Tout le monde, ici et ailleurs, se demande pourquoi les décideurs politiques s’attachent-ils à rester étanches à toute offre de services émanant de notre diaspora intellectuelle. Peut-on parler de méf iance ou de phobie?
Rien ne fait peur au pouvoir algérien puisqu’il détient tous les moyens de produire aussi bien la peur que le bonheur. Mais, que l’on pense d’abord à valoriser les compétences émergentes dans les différentes spécialités et activités socio-professionnelles en Algérie, avant de penser à faire revenir «les cerveaux» forgés dans un environnement étranger évolutif, où leur condition de travail est intrinsèquement liée à leur «mise à jour». Cependant, c’est notre modèle de société tout entier qui est touché et questionné par l’essor de la mobilité internationale.
Ces derniers temps, de plus en plus nombreux sont les étudiants qui optent pour des études à l’étranger. Pour l’enseignant-chercheur que vous êtes, le malaise à l’université et le malvivre en Algérie seraient-ils si profonds?
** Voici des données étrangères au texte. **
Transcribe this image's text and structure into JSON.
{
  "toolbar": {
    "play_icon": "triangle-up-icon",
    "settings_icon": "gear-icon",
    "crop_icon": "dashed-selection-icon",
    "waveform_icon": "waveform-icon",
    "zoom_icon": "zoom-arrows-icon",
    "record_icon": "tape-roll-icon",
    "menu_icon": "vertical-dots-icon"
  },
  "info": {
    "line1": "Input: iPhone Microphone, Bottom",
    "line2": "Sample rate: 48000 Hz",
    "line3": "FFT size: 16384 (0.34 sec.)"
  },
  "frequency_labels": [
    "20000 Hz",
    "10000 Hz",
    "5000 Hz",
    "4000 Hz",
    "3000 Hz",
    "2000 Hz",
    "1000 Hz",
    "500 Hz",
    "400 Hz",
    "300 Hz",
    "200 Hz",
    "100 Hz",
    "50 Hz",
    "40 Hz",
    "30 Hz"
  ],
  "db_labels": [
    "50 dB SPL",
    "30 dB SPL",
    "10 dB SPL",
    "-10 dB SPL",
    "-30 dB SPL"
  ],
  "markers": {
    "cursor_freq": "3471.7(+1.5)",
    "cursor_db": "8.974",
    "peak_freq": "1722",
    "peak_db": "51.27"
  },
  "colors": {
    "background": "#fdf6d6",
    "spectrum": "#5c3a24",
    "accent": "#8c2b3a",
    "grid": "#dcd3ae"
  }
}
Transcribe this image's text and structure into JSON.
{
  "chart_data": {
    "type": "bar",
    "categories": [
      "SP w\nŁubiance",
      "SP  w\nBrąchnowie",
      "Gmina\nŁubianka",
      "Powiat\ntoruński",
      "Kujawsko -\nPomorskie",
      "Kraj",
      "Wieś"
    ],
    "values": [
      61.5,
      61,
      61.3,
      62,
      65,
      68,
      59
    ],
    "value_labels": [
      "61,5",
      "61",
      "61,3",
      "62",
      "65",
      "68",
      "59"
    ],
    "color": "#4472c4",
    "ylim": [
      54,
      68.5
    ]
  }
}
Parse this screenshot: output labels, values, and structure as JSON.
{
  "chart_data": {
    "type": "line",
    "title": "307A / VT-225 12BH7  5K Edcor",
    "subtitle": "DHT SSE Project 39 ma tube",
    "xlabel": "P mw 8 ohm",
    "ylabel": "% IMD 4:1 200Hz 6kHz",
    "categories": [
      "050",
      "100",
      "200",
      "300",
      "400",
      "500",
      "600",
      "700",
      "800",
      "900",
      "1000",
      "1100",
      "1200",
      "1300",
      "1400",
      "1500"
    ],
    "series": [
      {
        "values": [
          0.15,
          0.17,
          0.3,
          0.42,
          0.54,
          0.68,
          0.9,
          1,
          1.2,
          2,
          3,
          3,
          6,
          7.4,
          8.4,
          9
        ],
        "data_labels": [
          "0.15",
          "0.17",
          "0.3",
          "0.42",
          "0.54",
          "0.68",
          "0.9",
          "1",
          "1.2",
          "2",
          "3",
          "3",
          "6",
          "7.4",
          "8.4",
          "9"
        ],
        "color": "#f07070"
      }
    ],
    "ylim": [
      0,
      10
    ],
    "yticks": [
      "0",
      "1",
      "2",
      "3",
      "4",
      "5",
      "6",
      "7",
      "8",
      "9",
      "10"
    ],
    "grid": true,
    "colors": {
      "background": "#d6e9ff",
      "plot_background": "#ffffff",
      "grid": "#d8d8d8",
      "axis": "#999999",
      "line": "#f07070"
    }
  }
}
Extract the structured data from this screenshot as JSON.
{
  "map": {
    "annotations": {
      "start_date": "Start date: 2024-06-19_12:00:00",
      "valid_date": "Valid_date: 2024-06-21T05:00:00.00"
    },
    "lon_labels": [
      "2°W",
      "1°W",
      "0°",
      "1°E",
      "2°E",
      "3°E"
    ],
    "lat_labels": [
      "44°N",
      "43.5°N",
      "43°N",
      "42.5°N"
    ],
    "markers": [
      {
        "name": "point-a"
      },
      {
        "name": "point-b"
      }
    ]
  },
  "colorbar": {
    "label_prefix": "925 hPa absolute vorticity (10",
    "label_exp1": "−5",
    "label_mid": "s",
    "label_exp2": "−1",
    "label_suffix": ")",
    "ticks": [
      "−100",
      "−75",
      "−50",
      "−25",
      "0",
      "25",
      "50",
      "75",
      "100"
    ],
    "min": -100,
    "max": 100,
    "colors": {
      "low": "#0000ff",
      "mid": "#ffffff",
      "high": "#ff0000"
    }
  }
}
Toute personne a besoin de s’épanouir, surtout lorsqu’on est jeune diplômé et qu’on déborde d’énergie et de projets. L’idée de partir à l’étranger s’inscrit d’abord dans un projet d’ordre personnel. L’individu évalue les facteurs de répulsion et d’attrait qui le poussent à la mobilité pour changer son statut social en dehors de son pays, ils sont multiples. La responsabilité est fortement partagée.
Le non-retour des jeunes et moins jeunes compétences qui se sont expatriées peut-il être interprété comme une réussite sociale et professionnelle?
Le non-retour n’est pas forcément une preuve de réussite. Aussi paradoxal que cela puisse paraître, nombreux sont ceux qui ont connu un échec affligeant suite à leur départ d’Algérie, notamment pour ceux qui avaient un emploi stable et une condition de vie relativement appréciables. Mais cet échec ne sera jamais déclaré par les migrants au risque de ternir leurimage. Ils préfèrent se convertir à des sous-métiers ou à des activités précaires plutôt que de subir le déshonneur du retour qui symbolise l’échec.